From logstash - https://logstash.wikimedia.org/app/dashboards#/view/AXN5OoJu3_NNwgAUlbUT?_g=h@865c245&_a=h@e76a26a

'.suggestion_source' should be equal to one of the allowed values

100+ errors in last 12 hours

Event Timeline

@Mholloway @jlinehan I dont think we will be using this schema anymore as we are removing the feature. this release. I would like to delete it rather than fix... how do we do that...

Hmm, it doesn't look like the documentation at https://wikitech.wikimedia.org/wiki/Event_Platform/Schemas yet addresses what should happen at the end of a schema's lifecycle, when it's no longer to be used.

@Ottomata: Any reason not to simply delete this schema directory from the secondary repo?

Hi all - Please hold off on deleting the schema until we are done analyzing the data, just want to emphasize I am still using the schema data.

We can delete the schema, but we shouldn't do it until all data is gone,
and if we do that we should also delete any Hive tables created from
streams that used that schema.

Thank you @Mholloway and @Ottomata ! I will wait for a couple more releases to take this out then. When we are ready I will make patches to delete the schema and stream code from the repo, and am assuming that you guys will take care of deleting the Hive tables for associated streams?

If I understand correctly, there's no particular need to delete the schema, it just won't be used anymore, and so according to https://wikitech.wikimedia.org/wiki/Event_Platform/Instrumentation_How_To#Decommissioning it can and should be left in the schema repo.

You can submit a patch to remove the stream config from wmf-config/InitialiseSettings.php in operations/mediawiki-config as soon as it's no longer needed by the app clients.

Yes, I believe @Ottomata & co. will take care of cleanup on the Hive side as needed.

Yeah, schema deletion can't be automated so generally we'd like to just avoid deleting. We should think about some way to officially deprecate a schema, perhaps in the schema description?

You can submit a patch to remove the stream config from wmf-config/InitialiseSettings.php in operations/mediawiki-config as soon as it's no longer needed by the app clients.

The wgEventStreams config will be needed if anything sees the stream data. We should probably set canary_events_enabled: false, and then remove the wgEventStreams entry after there is no more topic data in Kafka.
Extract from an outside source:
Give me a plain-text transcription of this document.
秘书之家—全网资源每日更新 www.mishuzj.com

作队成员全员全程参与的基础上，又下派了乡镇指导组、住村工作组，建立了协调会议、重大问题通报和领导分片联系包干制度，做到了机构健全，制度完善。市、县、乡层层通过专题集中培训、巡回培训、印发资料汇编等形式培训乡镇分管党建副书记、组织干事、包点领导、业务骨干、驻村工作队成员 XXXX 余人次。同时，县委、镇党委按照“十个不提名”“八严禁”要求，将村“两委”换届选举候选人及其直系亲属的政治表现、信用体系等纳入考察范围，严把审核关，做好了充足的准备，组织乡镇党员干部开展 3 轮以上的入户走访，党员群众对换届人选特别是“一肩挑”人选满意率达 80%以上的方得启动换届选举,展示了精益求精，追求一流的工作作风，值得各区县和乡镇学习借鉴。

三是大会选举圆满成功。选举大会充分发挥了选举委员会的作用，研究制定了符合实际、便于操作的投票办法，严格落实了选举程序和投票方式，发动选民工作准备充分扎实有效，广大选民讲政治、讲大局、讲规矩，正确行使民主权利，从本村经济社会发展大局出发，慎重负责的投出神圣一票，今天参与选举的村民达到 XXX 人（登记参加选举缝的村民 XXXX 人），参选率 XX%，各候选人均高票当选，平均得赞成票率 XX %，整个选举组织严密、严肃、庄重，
Hm, I wonder if we should have an official stream config setting for disabling a stream without removing its entry. EventGate, etc. could respect this and just reject any straggling events that clients might try to emit.

I'll make a task...

Hi @Sharvaniharan,
We usually don't delete schemas:
https://wikitech.wikimedia.org/wiki/Event_Platform/Schemas/Guidelines#Do_not_delete_schemas
https://wikitech.wikimedia.org/wiki/Event_Platform/Instrumentation_How_To#Decommissioning

Do you also want all of this data in Kafka, Hive and HDFS removed too? if so we may be able to delete the schema, but we have to do all the other steps first.

@Ottomata Thank you for your response.

This was an experimental feature and we are done analyzing all the data related to this schema. And we will neither be sending any more data to it or be using the existing data related to this anymore. If you feel we can just let that sit, that is fine too, or else if you prefer house-keeping, we can go ahead and remove data in Kafka, Hive and HDFS and then remove schema.
Please let me know.

Let's leave the schema for now, you can leave the patch open and we'll see about it later.

The stream config patch should be ok to go though. +1ed.